Saturday, September 13, 2003


I just saw Jerry Seinfeld's "Comedian," which, in addition to indicating how incredibly assful nightclub audiences can be, actually contained some great wisdom. Jerry was speaking with a young (also assful, come to think of it) comedian who was fretting over where he was in his career.... or, to be more specific, where he wasn't. "I see my friends working on Wall Street," he says, "and they have jobs and families and careers, and I think about how little progress I"ve made, and I get worried." And you know what Seinfeld said? He made this "What are you talking about" face and said, "What are you talking about? Wall Street? What does that have to do with anything?"
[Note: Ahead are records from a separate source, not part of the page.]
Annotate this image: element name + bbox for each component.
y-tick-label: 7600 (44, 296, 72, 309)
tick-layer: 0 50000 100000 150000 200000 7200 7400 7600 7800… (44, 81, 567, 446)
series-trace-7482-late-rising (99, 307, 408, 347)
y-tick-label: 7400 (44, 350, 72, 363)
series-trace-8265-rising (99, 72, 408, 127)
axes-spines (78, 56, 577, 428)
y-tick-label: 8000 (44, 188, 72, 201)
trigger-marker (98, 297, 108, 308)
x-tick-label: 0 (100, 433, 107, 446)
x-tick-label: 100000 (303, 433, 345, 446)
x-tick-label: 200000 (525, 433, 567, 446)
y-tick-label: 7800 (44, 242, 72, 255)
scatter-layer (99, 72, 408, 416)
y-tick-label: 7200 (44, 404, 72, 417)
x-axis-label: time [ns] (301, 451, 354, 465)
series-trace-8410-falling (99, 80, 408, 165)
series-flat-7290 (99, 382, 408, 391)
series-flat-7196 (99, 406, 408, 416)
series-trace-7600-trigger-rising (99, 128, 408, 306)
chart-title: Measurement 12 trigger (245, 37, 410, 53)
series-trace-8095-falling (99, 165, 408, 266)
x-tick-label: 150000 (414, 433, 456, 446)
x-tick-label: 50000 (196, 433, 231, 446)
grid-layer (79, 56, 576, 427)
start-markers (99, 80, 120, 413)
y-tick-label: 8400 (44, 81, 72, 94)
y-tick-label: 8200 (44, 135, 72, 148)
"It is good for me to hear this," I said, for indeed, the fact that the great majority of my friends are normal and settled and reproducing doesn't mean that there's anything wrong with where I am now. What I do is completely separate from their goals, and I can't measure my writing career by, say, the standards of those for an ad executive.

Seinfeld told a story about a jazz band whose airplane crashed in a field, and they had to hoist their instruments and go walking through the snow to get to their gig. And they passed a house where a cozy little family sat in a Normal Rockwell scene-- mother, father, dog, fireplace, 2.5 kids, the works. And one of the musicians said, "Why would anyone want to live like that?"